31:-) Saccha Deshpremi kaun hai? One who shits on English toilet in Indian style!
32:-( What is meant by burning desire during love? When you reach out in the dark for vaseline and pick up Amrutanjan balm by mistake!
33;-) SON: What is the difference between confidence and confidential? FATHER: I know that you are my son, that is confidence. Your friend is also my son, that is confidential!
34:-D MARKETING LESSON: You propose a girl, that is direct marketing. Propose on phone, that is telemarketing. Gisl slaps you after proposal, that is customer response!
35:-l Two lovers plan to commit suicide.

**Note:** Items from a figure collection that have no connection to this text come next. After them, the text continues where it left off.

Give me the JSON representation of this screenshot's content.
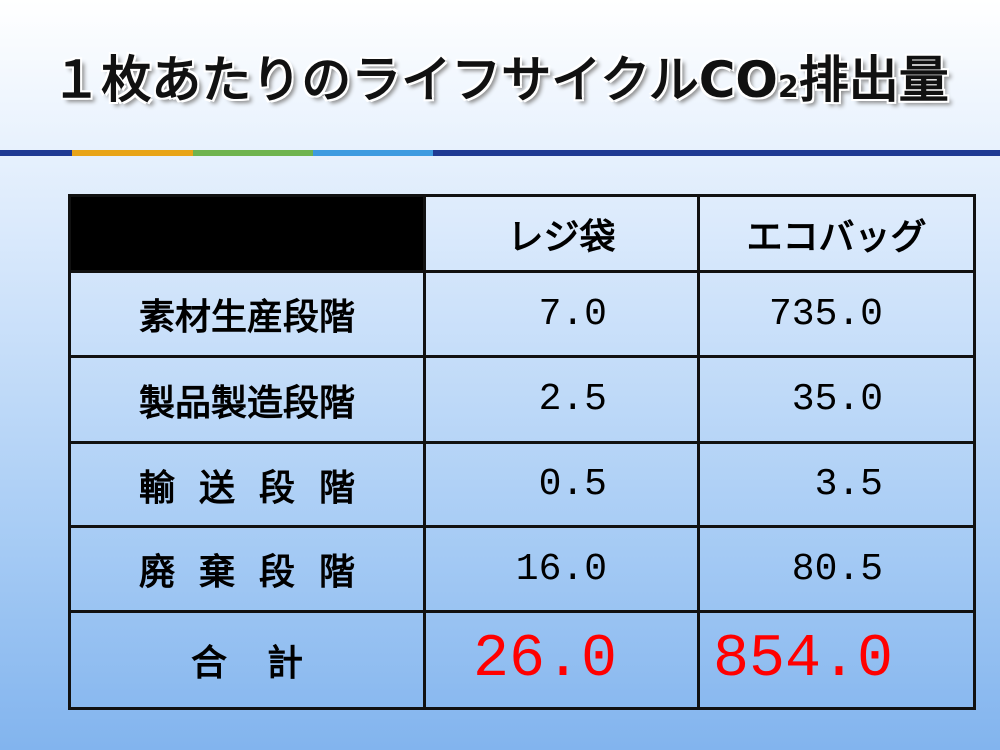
{
  "title": [
    "１枚あたりのライフサイクルCO",
    "2",
    "排出量"
  ],
  "table": {
    "header": [
      "レジ袋",
      "エコバッグ"
    ],
    "rows": [
      [
        "素材生産段階",
        "7.0",
        "735.0"
      ],
      [
        "製品製造段階",
        "2.5",
        "35.0"
      ],
      [
        "輸送段階",
        "0.5",
        "3.5"
      ],
      [
        "廃棄段階",
        "16.0",
        "80.5"
      ]
    ],
    "total": [
      "合計",
      "26.0",
      "854.0"
    ]
  }
}
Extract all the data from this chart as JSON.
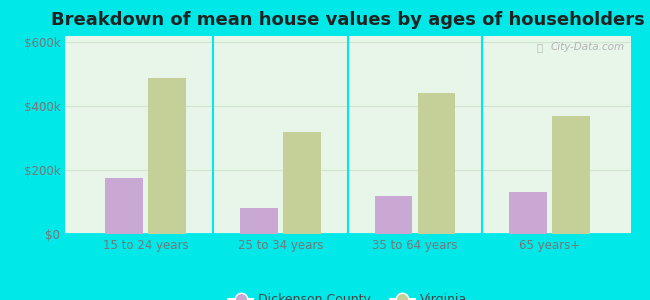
{
  "title": "Breakdown of mean house values by ages of householders",
  "categories": [
    "15 to 24 years",
    "25 to 34 years",
    "35 to 64 years",
    "65 years+"
  ],
  "dickenson_values": [
    175000,
    80000,
    120000,
    130000
  ],
  "virginia_values": [
    490000,
    320000,
    440000,
    370000
  ],
  "dickenson_color": "#c9a8d4",
  "virginia_color": "#c5d098",
  "ylim": [
    0,
    620000
  ],
  "yticks": [
    0,
    200000,
    400000,
    600000
  ],
  "ytick_labels": [
    "$0",
    "$200k",
    "$400k",
    "$600k"
  ],
  "plot_bg_color": "#e8f5e9",
  "outer_background": "#00e8e8",
  "title_fontsize": 13,
  "legend_labels": [
    "Dickenson County",
    "Virginia"
  ],
  "watermark": "City-Data.com",
  "bar_width": 0.28,
  "separator_color": "#00d0d0",
  "grid_color": "#d0e8d0"
}
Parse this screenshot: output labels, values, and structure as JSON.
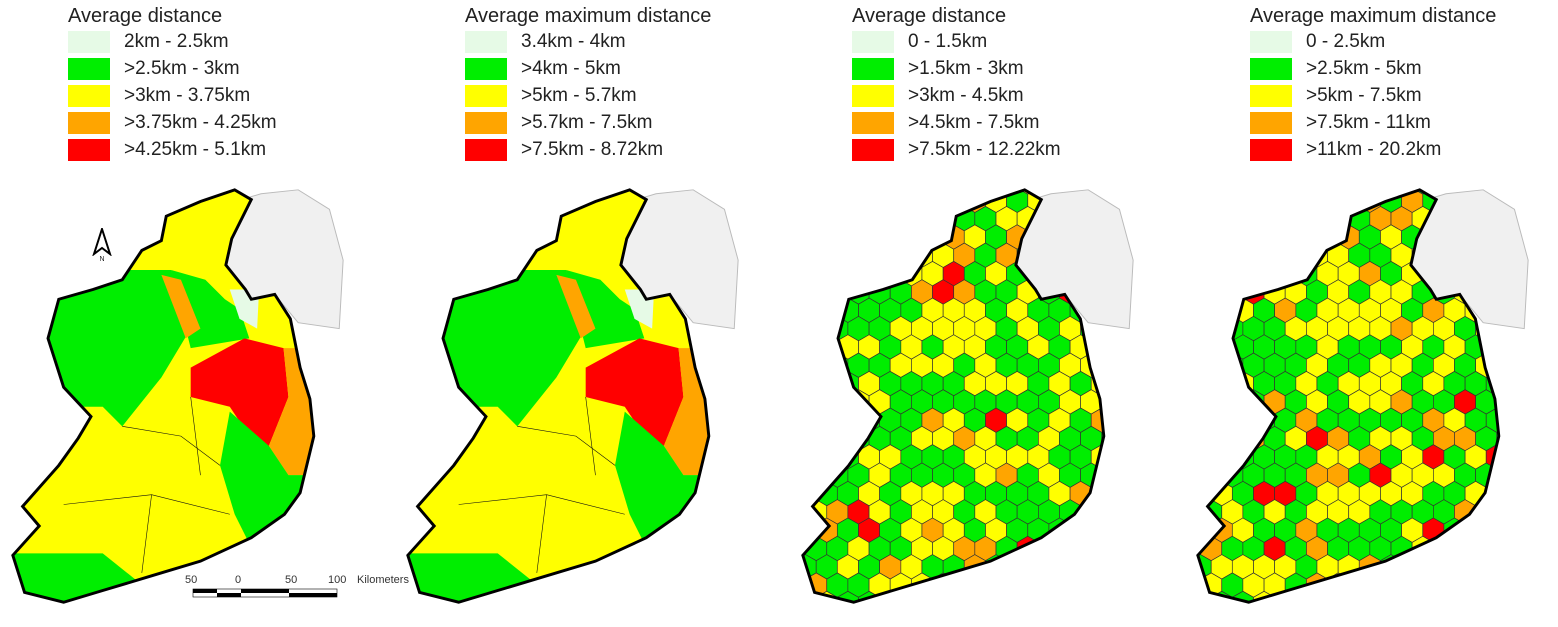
{
  "panels": [
    {
      "legend_title": "Average distance",
      "type": "regions",
      "classes": [
        "2km - 2.5km",
        ">2.5km - 3km",
        ">3km - 3.75km",
        ">3.75km - 4.25km",
        ">4.25km - 5.1km"
      ]
    },
    {
      "legend_title": "Average maximum distance",
      "type": "regions",
      "classes": [
        "3.4km - 4km",
        ">4km - 5km",
        ">5km - 5.7km",
        ">5.7km - 7.5km",
        ">7.5km - 8.72km"
      ]
    },
    {
      "legend_title": "Average distance",
      "type": "hexagons",
      "classes": [
        "0 - 1.5km",
        ">1.5km - 3km",
        ">3km - 4.5km",
        ">4.5km - 7.5km",
        ">7.5km - 12.22km"
      ]
    },
    {
      "legend_title": "Average maximum distance",
      "type": "hexagons",
      "classes": [
        "0 - 2.5km",
        ">2.5km - 5km",
        ">5km - 7.5km",
        ">7.5km - 11km",
        ">11km - 20.2km"
      ]
    }
  ],
  "class_colors": [
    "#e6fae6",
    "#00ee00",
    "#ffff00",
    "#ffa500",
    "#ff0000"
  ],
  "north_arrow": {
    "label": "N"
  },
  "scale_bar": {
    "ticks": [
      "50",
      "0",
      "50",
      "100"
    ],
    "unit": "Kilometers"
  }
}
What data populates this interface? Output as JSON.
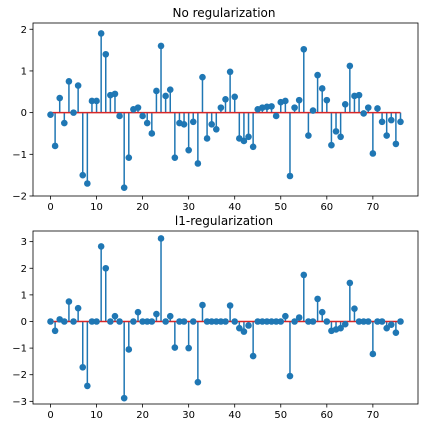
{
  "chart_data": [
    {
      "type": "stem",
      "title": "No regularization",
      "xlim": [
        -3.8,
        79.8
      ],
      "ylim": [
        -2,
        2.15
      ],
      "xticks": [
        0,
        10,
        20,
        30,
        40,
        50,
        60,
        70
      ],
      "yticks": [
        -2,
        -1,
        0,
        1,
        2
      ],
      "baseline": 0,
      "stem_color": "#1f77b4",
      "baseline_color": "#d62728",
      "x": [
        0,
        1,
        2,
        3,
        4,
        5,
        6,
        7,
        8,
        9,
        10,
        11,
        12,
        13,
        14,
        15,
        16,
        17,
        18,
        19,
        20,
        21,
        22,
        23,
        24,
        25,
        26,
        27,
        28,
        29,
        30,
        31,
        32,
        33,
        34,
        35,
        36,
        37,
        38,
        39,
        40,
        41,
        42,
        43,
        44,
        45,
        46,
        47,
        48,
        49,
        50,
        51,
        52,
        53,
        54,
        55,
        56,
        57,
        58,
        59,
        60,
        61,
        62,
        63,
        64,
        65,
        66,
        67,
        68,
        69,
        70,
        71,
        72,
        73,
        74,
        75,
        76
      ],
      "values": [
        -0.05,
        -0.8,
        0.35,
        -0.25,
        0.75,
        0.0,
        0.65,
        -1.5,
        -1.7,
        0.28,
        0.28,
        1.9,
        1.4,
        0.42,
        0.45,
        -0.08,
        -1.8,
        -1.08,
        0.08,
        0.12,
        -0.08,
        -0.25,
        -0.5,
        0.52,
        1.6,
        0.4,
        0.55,
        -1.08,
        -0.25,
        -0.28,
        -0.9,
        -0.22,
        -1.22,
        0.85,
        -0.62,
        -0.28,
        -0.4,
        0.12,
        0.32,
        0.98,
        0.38,
        -0.62,
        -0.68,
        -0.58,
        -0.82,
        0.08,
        0.12,
        0.14,
        0.15,
        -0.08,
        0.25,
        0.28,
        -1.52,
        0.12,
        0.3,
        1.52,
        -0.55,
        0.05,
        0.9,
        0.58,
        0.3,
        -0.78,
        -0.45,
        -0.58,
        0.2,
        1.12,
        0.4,
        0.42,
        -0.02,
        0.12,
        -0.98,
        0.1,
        -0.22,
        -0.55,
        -0.18,
        -0.75,
        -0.22
      ]
    },
    {
      "type": "stem",
      "title": "l1-regularization",
      "xlim": [
        -3.8,
        79.8
      ],
      "ylim": [
        -3.1,
        3.4
      ],
      "xticks": [
        0,
        10,
        20,
        30,
        40,
        50,
        60,
        70
      ],
      "yticks": [
        -3,
        -2,
        -1,
        0,
        1,
        2,
        3
      ],
      "baseline": 0,
      "stem_color": "#1f77b4",
      "baseline_color": "#d62728",
      "x": [
        0,
        1,
        2,
        3,
        4,
        5,
        6,
        7,
        8,
        9,
        10,
        11,
        12,
        13,
        14,
        15,
        16,
        17,
        18,
        19,
        20,
        21,
        22,
        23,
        24,
        25,
        26,
        27,
        28,
        29,
        30,
        31,
        32,
        33,
        34,
        35,
        36,
        37,
        38,
        39,
        40,
        41,
        42,
        43,
        44,
        45,
        46,
        47,
        48,
        49,
        50,
        51,
        52,
        53,
        54,
        55,
        56,
        57,
        58,
        59,
        60,
        61,
        62,
        63,
        64,
        65,
        66,
        67,
        68,
        69,
        70,
        71,
        72,
        73,
        74,
        75,
        76
      ],
      "values": [
        0.0,
        -0.35,
        0.08,
        0.0,
        0.75,
        0.0,
        0.5,
        -1.72,
        -2.42,
        0.0,
        0.0,
        2.82,
        2.0,
        0.0,
        0.2,
        0.0,
        -2.88,
        -1.05,
        0.0,
        0.35,
        0.0,
        0.0,
        0.0,
        0.28,
        3.12,
        0.0,
        0.2,
        -0.98,
        0.0,
        0.0,
        -1.0,
        0.0,
        -2.28,
        0.62,
        0.0,
        0.0,
        0.0,
        0.0,
        0.0,
        0.6,
        0.0,
        -0.25,
        -0.38,
        -0.15,
        -1.3,
        0.0,
        0.0,
        0.0,
        0.0,
        0.0,
        0.0,
        0.2,
        -2.05,
        0.0,
        0.15,
        1.75,
        0.0,
        0.0,
        0.85,
        0.35,
        0.0,
        -0.35,
        -0.3,
        -0.25,
        -0.1,
        1.45,
        0.48,
        0.0,
        0.0,
        0.0,
        -1.22,
        0.0,
        0.0,
        -0.25,
        -0.12,
        -0.42,
        0.0
      ]
    }
  ]
}
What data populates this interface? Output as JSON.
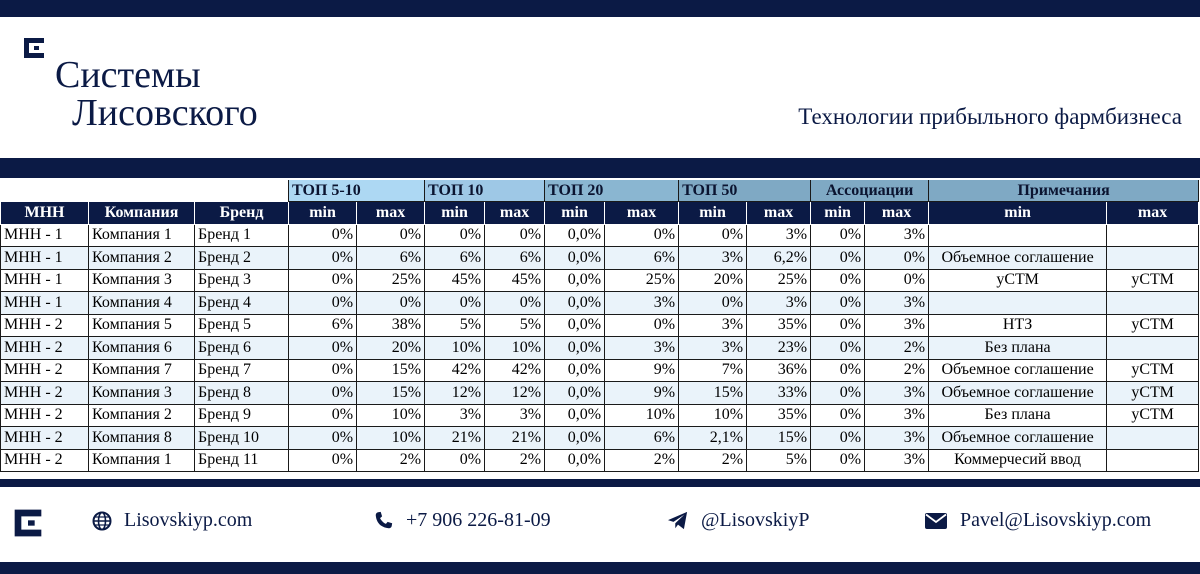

Boy jumps first, girl closes her eyes and turns back saying "love is blind" Boy is in the air on his parachute saying"love never dies"!
36:-) A perfect marriage is a mixture of trust and understanding. In most cases, the wife does not trust the husband and the husband does not understand the wife!
37:-( If you are alive after 100 years, what does it mean? It means that hell is full!
38;-) A man calls his wife through an IDEA mobile and the call goes to another lady. After talking for a while they start dating and get married. Moral? An IDEA can change your wife!
39:-D To lead a happy life three things are essential: 1. Keep brain as ice factory 2. Keep tongue as sugar factory 3. Keep heart as wax factory!